Monday, back to the world of emails and sales calls, timed lunch and sneaky coffee breaks… the only remnants of the weekend are my aching muscles and a beard that smells vaguely of a campfire. But this world is different, it keeps my mind sharp.

I share my stories of the weekend with co-workers throughout the day, who question my sanity when they call me crazy, but I find satisfaction in knowing I can do something that they never would.

This world of business-fashion provides a stark contrast to that of the weekend past.

By Thursday my mind is wandering…

I can’t concentrate on a simple task. I open the world wide web of inspiration to flick the switch back for just a moment and see what my friends of out-there have been up to.

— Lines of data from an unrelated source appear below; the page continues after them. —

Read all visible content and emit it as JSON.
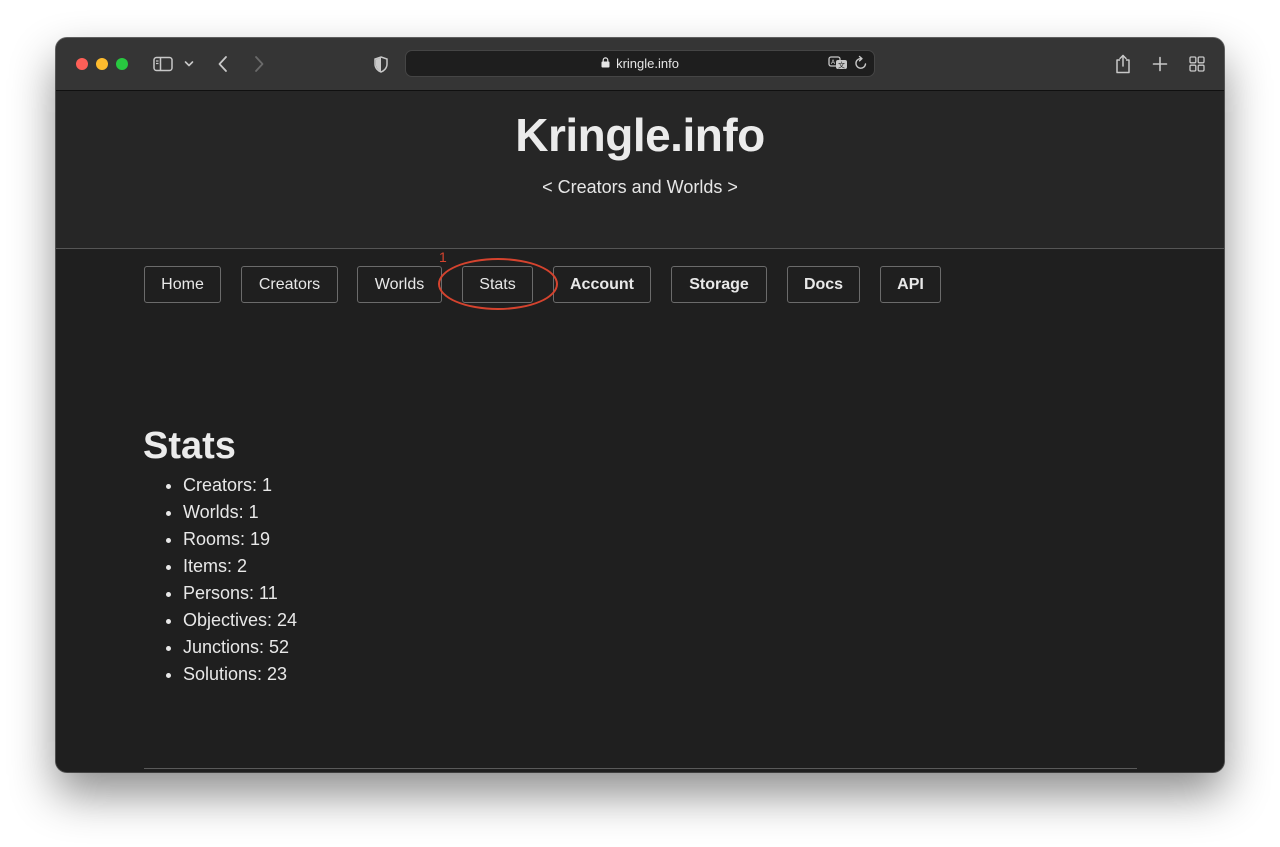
{
  "browser": {
    "url": "kringle.info"
  },
  "site": {
    "title": "Kringle.info",
    "tagline": "< Creators and Worlds >"
  },
  "nav": {
    "items": [
      {
        "label": "Home"
      },
      {
        "label": "Creators"
      },
      {
        "label": "Worlds"
      },
      {
        "label": "Stats"
      },
      {
        "label": "Account"
      },
      {
        "label": "Storage"
      },
      {
        "label": "Docs"
      },
      {
        "label": "API"
      }
    ]
  },
  "annotation": {
    "number": "1",
    "color": "#d5432e"
  },
  "stats": {
    "heading": "Stats",
    "items": [
      "Creators: 1",
      "Worlds: 1",
      "Rooms: 19",
      "Items: 2",
      "Persons: 11",
      "Objectives: 24",
      "Junctions: 52",
      "Solutions: 23"
    ]
  },
  "colors": {
    "toolbar": "#353535",
    "page_background": "#1f1f1f",
    "header_background": "#262626"
  }
}
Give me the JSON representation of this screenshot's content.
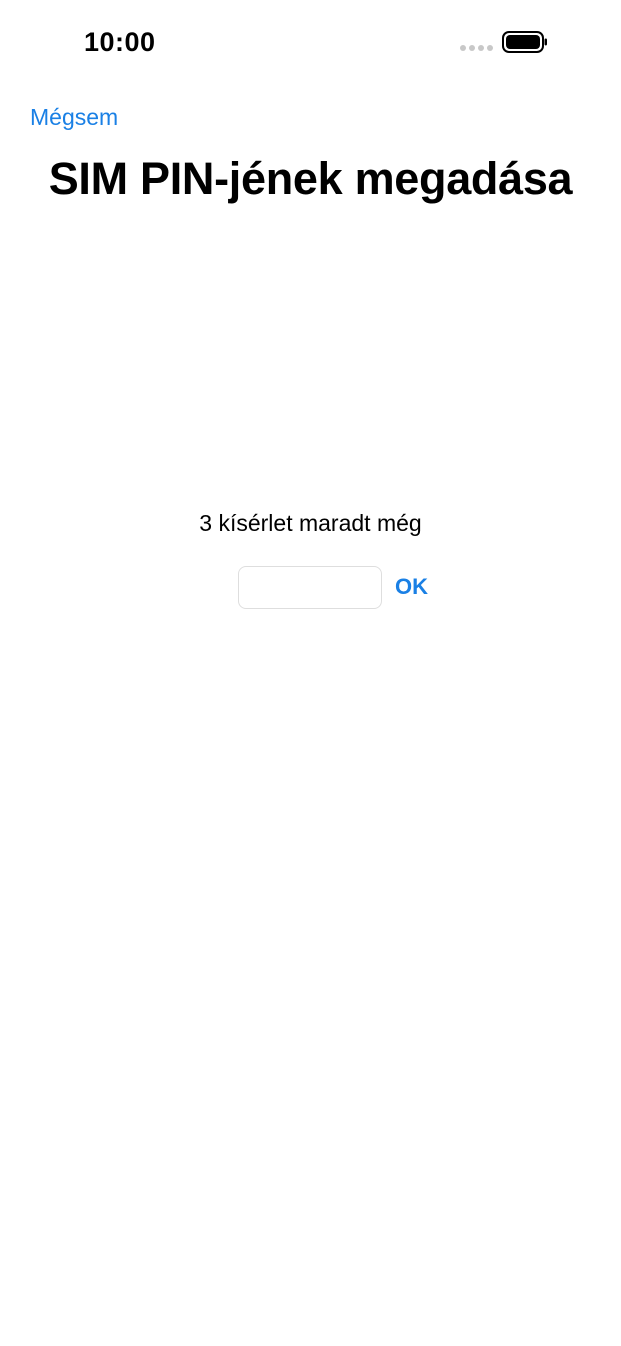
{
  "status_bar": {
    "time": "10:00",
    "signal_icon": "cellular-signal-dots-icon",
    "battery_icon": "battery-full-icon"
  },
  "nav": {
    "cancel_label": "Mégsem"
  },
  "header": {
    "title": "SIM PIN-jének megadása"
  },
  "pin_entry": {
    "attempts_text": "3 kísérlet maradt még",
    "input_value": "",
    "input_placeholder": "",
    "ok_label": "OK"
  },
  "colors": {
    "accent": "#1a80e5",
    "text": "#000000",
    "background": "#ffffff",
    "input_border": "#dedede"
  }
}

But it’s not enough and soon I’ll run to the outdoors again where I will find these friends. Friends who don’t define themselves by their titles, diet or which team they barrack for.

The outdoors is a great equaliser of people in that sense and it quickly weeds out the weak…as for the lazy, I wouldn’t even think of inviting them in the first place.

The surplus of luxuries I find in the city will quickly fade away on my weekend, where the simplicity of finding drinkable water is enough to elate me.

Don’t get me wrong, I find time in my home-box and work-box comforting. I like my coffee made just so and I’m subconsciously taught in my work to judge people on what they wear. But the darkness that surrounds the campfire can cleanse me of these evils in a heartbeat. Exploration is a wise old teacher in that way.

I don’t hate the other side…

For now it helps keep me more than sane, it keeps me sharp. But the question keeps tugging at my shirt sleeve, do I need this kind of work-life balance? Could I find a work-life balance that represents one close to that of my weekend. A life of pleasure and pain?

It’s something I’ll continue to think on. But for now, whichever way the switch is flicked, I’m happy to have a present worth remembering.